Le totalitarisme numérique contemporain est d’une sophistication que ni Orwell ni Foucault n’auraient pu anticiper. Il ne repose pas sur un téléécran imposé par l’État, mais sur des dispositifs que les individus achètent, chérissent, portent sur eux en permanence et dont ils acceptent volontairement les conditions générales d’utilisation — ces longues pages juridiques que personne ne lit et qui autorisent la collecte et l’exploitation de données d’une précision et d’une profondeur sans précédent dans l’histoire de la surveillance humaine. Orwell avait imaginé un Big Brother qui regardait. Ce que nous avons produit est un Big Brother que nous alimentons nous‑mêmes, à qui nous racontons nos déplacements, nos désirs, nos peurs, nos relations, nos opinions politiques, notre état de santé, nos habitudes de sommeil. Et nous le faisons librement, avec enthousiasme, parfois avec fierté — parce que la surveillance s’est déguisée en service, en commodité, en lien social.

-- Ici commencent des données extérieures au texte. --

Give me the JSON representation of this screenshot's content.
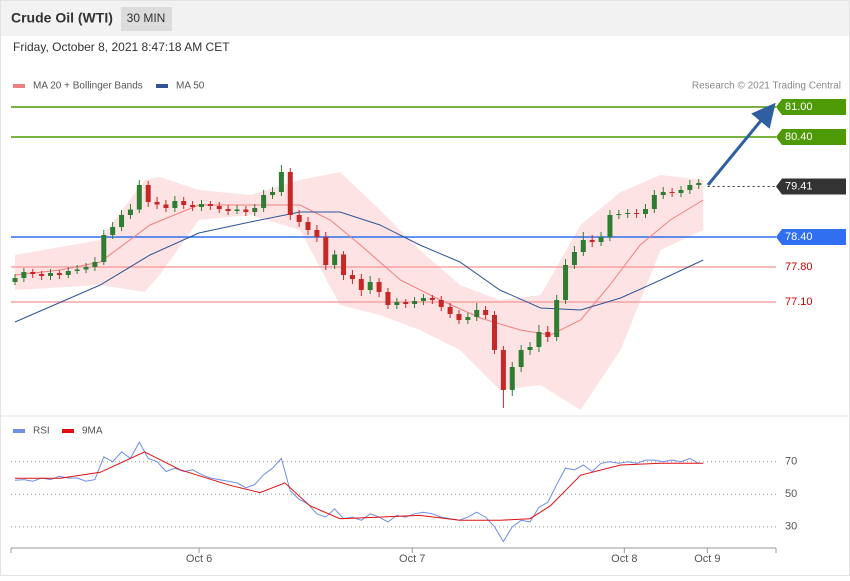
{
  "header": {
    "title": "Crude Oil (WTI)",
    "interval": "30 MIN",
    "date": "Friday, October 8, 2021 8:47:18 AM CET"
  },
  "chart_data": [
    {
      "type": "candlestick",
      "credit": "Research © 2021 Trading Central",
      "xlim": [
        -0.45,
        85.7
      ],
      "ylim": [
        74.9,
        81.7
      ],
      "up_color": "#2e7d32",
      "down_color": "#c62828",
      "open": [
        77.5,
        77.58,
        77.7,
        77.66,
        77.62,
        77.68,
        77.64,
        77.72,
        77.75,
        77.8,
        77.9,
        78.44,
        78.6,
        78.84,
        78.95,
        79.44,
        79.1,
        79.05,
        78.98,
        79.12,
        79.04,
        79.0,
        79.06,
        79.02,
        78.96,
        78.92,
        78.95,
        78.9,
        78.98,
        79.24,
        79.3,
        79.7,
        78.84,
        78.7,
        78.54,
        78.4,
        77.84,
        78.05,
        77.64,
        77.56,
        77.34,
        77.5,
        77.3,
        77.04,
        77.1,
        77.06,
        77.12,
        77.18,
        77.14,
        77.0,
        76.86,
        76.74,
        76.8,
        76.94,
        76.84,
        76.14,
        75.34,
        75.8,
        76.14,
        76.2,
        76.5,
        76.4,
        77.14,
        77.84,
        78.1,
        78.34,
        78.3,
        78.4,
        78.84,
        78.86,
        78.88,
        78.86,
        78.96,
        79.24,
        79.3,
        79.28,
        79.34,
        79.44
      ],
      "high": [
        77.66,
        77.78,
        77.76,
        77.72,
        77.76,
        77.74,
        77.8,
        77.84,
        77.88,
        78.0,
        78.54,
        78.7,
        78.94,
        79.06,
        79.54,
        79.52,
        79.2,
        79.14,
        79.22,
        79.2,
        79.12,
        79.14,
        79.12,
        79.1,
        79.04,
        79.04,
        79.02,
        79.06,
        79.34,
        79.4,
        79.84,
        79.78,
        78.94,
        78.8,
        78.64,
        78.5,
        78.14,
        78.12,
        77.74,
        77.66,
        77.62,
        77.58,
        77.38,
        77.18,
        77.16,
        77.2,
        77.26,
        77.24,
        77.22,
        77.08,
        76.94,
        76.88,
        77.08,
        77.02,
        76.92,
        76.22,
        75.9,
        76.24,
        76.3,
        76.64,
        76.62,
        77.24,
        77.96,
        78.22,
        78.5,
        78.44,
        78.5,
        78.94,
        78.94,
        78.96,
        78.96,
        79.06,
        79.34,
        79.4,
        79.38,
        79.42,
        79.54,
        79.56
      ],
      "low": [
        77.44,
        77.5,
        77.58,
        77.54,
        77.54,
        77.56,
        77.58,
        77.66,
        77.68,
        77.72,
        77.84,
        78.36,
        78.52,
        78.76,
        78.88,
        79.0,
        78.96,
        78.9,
        78.9,
        78.96,
        78.92,
        78.92,
        78.94,
        78.88,
        78.84,
        78.86,
        78.82,
        78.82,
        78.9,
        79.16,
        79.22,
        78.74,
        78.6,
        78.44,
        78.3,
        77.74,
        77.76,
        77.54,
        77.46,
        77.22,
        77.26,
        77.2,
        76.96,
        76.96,
        76.98,
        76.98,
        77.04,
        77.06,
        76.92,
        76.78,
        76.66,
        76.66,
        76.72,
        76.76,
        76.06,
        74.98,
        75.22,
        75.7,
        76.04,
        76.1,
        76.3,
        76.32,
        77.06,
        77.76,
        78.02,
        78.2,
        78.22,
        78.32,
        78.76,
        78.78,
        78.78,
        78.78,
        78.88,
        79.16,
        79.2,
        79.2,
        79.26,
        79.36
      ],
      "close": [
        77.58,
        77.7,
        77.66,
        77.62,
        77.68,
        77.64,
        77.72,
        77.75,
        77.8,
        77.9,
        78.44,
        78.6,
        78.84,
        78.95,
        79.44,
        79.1,
        79.05,
        78.98,
        79.12,
        79.04,
        79.0,
        79.06,
        79.02,
        78.96,
        78.92,
        78.95,
        78.9,
        78.98,
        79.24,
        79.3,
        79.7,
        78.84,
        78.7,
        78.54,
        78.4,
        77.84,
        78.05,
        77.64,
        77.56,
        77.34,
        77.5,
        77.3,
        77.04,
        77.1,
        77.06,
        77.12,
        77.18,
        77.14,
        77.0,
        76.86,
        76.74,
        76.8,
        76.94,
        76.84,
        76.14,
        75.34,
        75.8,
        76.14,
        76.2,
        76.5,
        76.4,
        77.14,
        77.84,
        78.1,
        78.34,
        78.3,
        78.4,
        78.84,
        78.86,
        78.88,
        78.86,
        78.96,
        79.24,
        79.3,
        79.28,
        79.34,
        79.44,
        79.48
      ],
      "series": [
        {
          "name": "MA 20 + Bollinger Bands",
          "color": "#f08080",
          "x": [
            0,
            5.1,
            9.6,
            15.2,
            20.7,
            26.5,
            32.1,
            35.5,
            38.9,
            43.4,
            47.9,
            52.4,
            56.9,
            60.3,
            63.7,
            67.0,
            70.4,
            73.8,
            77.5
          ],
          "values": [
            77.64,
            77.74,
            77.9,
            78.64,
            79.04,
            79.04,
            79.04,
            78.74,
            78.24,
            77.54,
            77.14,
            76.78,
            76.54,
            76.44,
            76.74,
            77.44,
            78.24,
            78.74,
            79.14
          ],
          "band": {
            "color": "#fde3e3",
            "x": [
              0,
              9.6,
              14.6,
              16.3,
              20.7,
              26.5,
              32.1,
              36.6,
              41.1,
              45.6,
              50.1,
              54.6,
              59.2,
              63.7,
              68.2,
              72.7,
              77.5
            ],
            "upper": [
              78.04,
              78.34,
              79.54,
              79.6,
              79.34,
              79.24,
              79.54,
              79.7,
              78.94,
              78.14,
              77.44,
              77.14,
              77.24,
              78.64,
              79.3,
              79.64,
              79.54
            ],
            "lower": [
              77.34,
              77.44,
              77.3,
              77.64,
              78.74,
              78.84,
              78.54,
              77.04,
              76.84,
              76.54,
              76.14,
              75.34,
              75.44,
              74.94,
              76.14,
              78.14,
              78.54
            ]
          }
        },
        {
          "name": "MA 50",
          "color": "#2f5597",
          "x": [
            0,
            9.6,
            15.2,
            20.7,
            26.5,
            32.1,
            36.6,
            41.1,
            45.6,
            50.1,
            54.6,
            59.2,
            63.7,
            68.2,
            72.7,
            77.5
          ],
          "values": [
            76.7,
            77.44,
            78.04,
            78.48,
            78.7,
            78.9,
            78.9,
            78.64,
            78.24,
            77.9,
            77.34,
            76.98,
            76.94,
            77.18,
            77.54,
            77.94
          ]
        }
      ],
      "levels": [
        {
          "value": 81,
          "label": "81.00",
          "color": "#4e9a06",
          "box": true,
          "dotted": false
        },
        {
          "value": 80.4,
          "label": "80.40",
          "color": "#4e9a06",
          "box": true,
          "dotted": false
        },
        {
          "value": 79.41,
          "label": "79.41",
          "color": "#333333",
          "box": true,
          "dotted": true
        },
        {
          "value": 78.4,
          "label": "78.40",
          "color": "#2f6ff0",
          "box": true,
          "dotted": false
        },
        {
          "value": 77.8,
          "label": "77.80",
          "color": "#cc0000",
          "line_color": "#f5a3a3",
          "box": false,
          "dotted": false
        },
        {
          "value": 77.1,
          "label": "77.10",
          "color": "#cc0000",
          "line_color": "#f5a3a3",
          "box": false,
          "dotted": false
        }
      ]
    },
    {
      "type": "line",
      "xlim": [
        -0.45,
        85.7
      ],
      "ylim": [
        17,
        95
      ],
      "yticks": [
        30,
        50,
        70
      ],
      "xticks": [
        {
          "value": 20.73,
          "label": "Oct 6"
        },
        {
          "value": 44.73,
          "label": "Oct 7"
        },
        {
          "value": 68.62,
          "label": "Oct 8"
        },
        {
          "value": 77.97,
          "label": "Oct 9"
        }
      ],
      "series": [
        {
          "name": "RSI",
          "color": "#6f8fe6",
          "values": [
            58.6,
            59,
            58,
            60,
            59,
            61,
            60,
            60,
            58,
            59,
            73,
            70,
            76,
            72,
            82,
            72,
            70,
            64,
            66,
            64,
            65,
            62,
            60,
            59,
            58,
            57,
            54,
            56,
            62,
            66,
            72,
            52,
            47,
            44,
            38,
            36,
            41,
            35,
            36,
            34,
            38,
            36,
            33,
            37,
            36,
            38,
            39,
            38,
            36,
            35,
            34,
            36,
            39,
            36,
            30,
            21,
            30,
            34,
            33,
            42,
            45,
            56,
            66,
            65,
            68,
            64,
            69,
            70,
            69,
            70,
            69,
            71,
            71,
            70,
            71,
            70,
            72,
            69
          ]
        },
        {
          "name": "9MA",
          "color": "#e01010",
          "x": [
            0,
            5.1,
            9.6,
            14.6,
            18.6,
            24.2,
            27.6,
            30.4,
            33.2,
            36.6,
            41.1,
            45.6,
            50.1,
            54.6,
            58,
            60.3,
            63.7,
            68.2,
            72.7,
            77.5
          ],
          "values": [
            59.8,
            59.8,
            63.5,
            76,
            65,
            55.5,
            51,
            57,
            43,
            35,
            36,
            37,
            34,
            34,
            35,
            43,
            61.7,
            68,
            69,
            69
          ]
        }
      ]
    }
  ]
}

« Big Brother vous regarde. » (Orwell, Dix‑Neuf Quatre‑Vingt‑Quatre, 1949) La perversion est totale : dans 1984, la surveillance est explicite et haïe. Dans notre présent, elle est implicite et consentie. La différence n’est pas en faveur du présent. Un totalitarisme qu’on choisit librement est peut-être plus difficile à combattre qu’un totalitarisme qu’on subit ouvertement, car il ne produit pas de résistance — il produit de l’adhésion.

 

La novlangue numérique et la réduction du champ de la pensée

L’un des aspects les plus puissants de l’analyse orwellienne est la novlangue — cette langue délibérément appauvrie que le Parti construit pour rendre littéralement impensables les concepts susceptibles d’alimenter la résistance. Si les mots pour dire « liberté », « oppression », « révolte » n’existent plus, la conscience de sa propre oppression devient impossible. La novlangue numérique n’est pas le produit d’un Parti, mais d’un marché. Elle est le résultat de la réduction de la communication à des formats : 280 caractères sur Twitter/X, stories éphémères de 15 secondes sur Instagram, vidéos de 60 secondes sur TikTok. Ces formats ne sont pas neutres : ils privilégient le choc sur la nuance, l’émotion sur l’argumentation, l’image sur le texte, la réaction sur la réflexion. Ils rendent structurellement difficile l’expression d’une pensée complexe, d’une position ambivalente, d’un doute.

Eli-Pariser.pngLe politiste Eli Pariser a décrit les « bulles de filtres » créées par les algorithmes de personnalisation : chaque utilisateur reçoit un flux d’informations calibré sur ses préférences passées, qui renforce ses convictions existantes et lui cache les perspectives contraires. (Pariser, The Filter Bubble, 2011) L’effet est une radicalisation progressive et une réduction du champ des possibles intellectuels. On ne rencontre plus l’autre, l’étranger, le penseur qui dérange : on rencontre un miroir de soi‑même légèrement amplifié.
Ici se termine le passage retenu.